“Art is all around us”: End-of-year art show at Eden Lake immersed visitors in student creativity

Karen Mcginley’s third-grade Mosaic class excitedly made their way through the Eden Lake gymnasium doors. It was late morning on the last Friday of the 2024-25 school year, and throughout the day, classes across Eden Lake would take turns visiting the gym. But it wasn’t physical activity waiting for them on the other side of those doors — it was a very different kind of immersive experience.
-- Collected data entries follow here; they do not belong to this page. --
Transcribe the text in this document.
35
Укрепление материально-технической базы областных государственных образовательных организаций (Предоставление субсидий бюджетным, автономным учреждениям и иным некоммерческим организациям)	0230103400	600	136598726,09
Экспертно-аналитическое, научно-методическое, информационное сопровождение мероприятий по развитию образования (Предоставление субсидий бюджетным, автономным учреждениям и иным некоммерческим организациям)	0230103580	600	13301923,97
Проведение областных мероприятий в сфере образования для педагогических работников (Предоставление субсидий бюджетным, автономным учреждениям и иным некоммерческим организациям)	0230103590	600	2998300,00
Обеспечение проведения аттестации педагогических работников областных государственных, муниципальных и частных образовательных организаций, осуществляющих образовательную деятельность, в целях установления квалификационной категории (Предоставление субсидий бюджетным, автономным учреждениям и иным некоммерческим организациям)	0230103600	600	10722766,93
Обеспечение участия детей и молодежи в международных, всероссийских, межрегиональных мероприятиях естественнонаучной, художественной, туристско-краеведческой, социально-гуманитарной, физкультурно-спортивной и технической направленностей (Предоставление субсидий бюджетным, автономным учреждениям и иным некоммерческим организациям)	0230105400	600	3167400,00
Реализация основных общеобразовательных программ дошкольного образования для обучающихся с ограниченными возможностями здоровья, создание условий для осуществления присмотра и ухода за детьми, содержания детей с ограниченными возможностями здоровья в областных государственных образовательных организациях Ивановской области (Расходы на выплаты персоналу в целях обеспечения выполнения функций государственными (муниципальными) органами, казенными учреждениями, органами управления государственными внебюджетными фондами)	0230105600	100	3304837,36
As the students entered the gym, they found themselves in a darkened makeshift hallway lined with paper fireflies that glowed with bright neon blacklight paint. Upbeat music pumped into the room through a stereo. At the end of the hallway was a curtain. Students brushed it aside and immediately found themselves inside the colorful world of “Flight,” Eden Lake’s student art installation that had taken over the gym at the end of the school year. Cloudy paper skies filled with butterflies covered the walls. Paper mache airplanes and hot air balloons hung from mobiles spread across the gym. Kites twisted on dangling strings. A section in the back corner led visitors through a maze of paper birds. “My sister told me, ‘Your heart exploded in here,’” laughed Eden Lake art teacher Sarah Menth, who had organized the show. “It’s so fulfilling and it’s so rewarding.”
Since January, each student at Eden Lake had been working on an art project that would appear in “Flight”: kindergartners made the fireflies, first grade the butterflies, second the birds, third the kites, fourth the hot air balloons and fifth the airplanes. Menth designed the show as a rigorous and fulfilling hands-on way to approach curriculum, where students worked on skills like cutting, sculpture and painting, all as part of a schoolwide effort to create the immersive show. “It shows kids that together, all the way from kindergarten to fifth grade… you come together and you can create this huge impact,” said then-principal of Eden Lake Tim Beekmann. Beekmann was taking visitors through the art show that day, too, as part of his “goodbye” to Eden Lake and to his 33 years of service at Eden Prairie Schools. “It’s so beautiful,” he beamed.
“Flight” served as an end-of-year celebration of months of work by students and staff, plus all of the community members who pitched in. “An incredible amount of PTO members, friends, colleagues” helped Menth, she said. “My cup was just overflowing.” Some students brought home their projects to get help from family, and Menth’s daughter and husband built the mobiles. The support brought out the possibilities of what students could accomplish. “I want people to see how talented our students are. They can do just about anything if you give them the tools,” Menth said.
The show itself — though incredible — wasn’t the only thing to come from all those months of work. The process of learning, and the confidence that students built along the way, was just as important. “What I was doing with my students with colleagues’ support was… just letting them know how valued and important they are when we all come together,” said Menth. “It just brings so much joy to my heart.”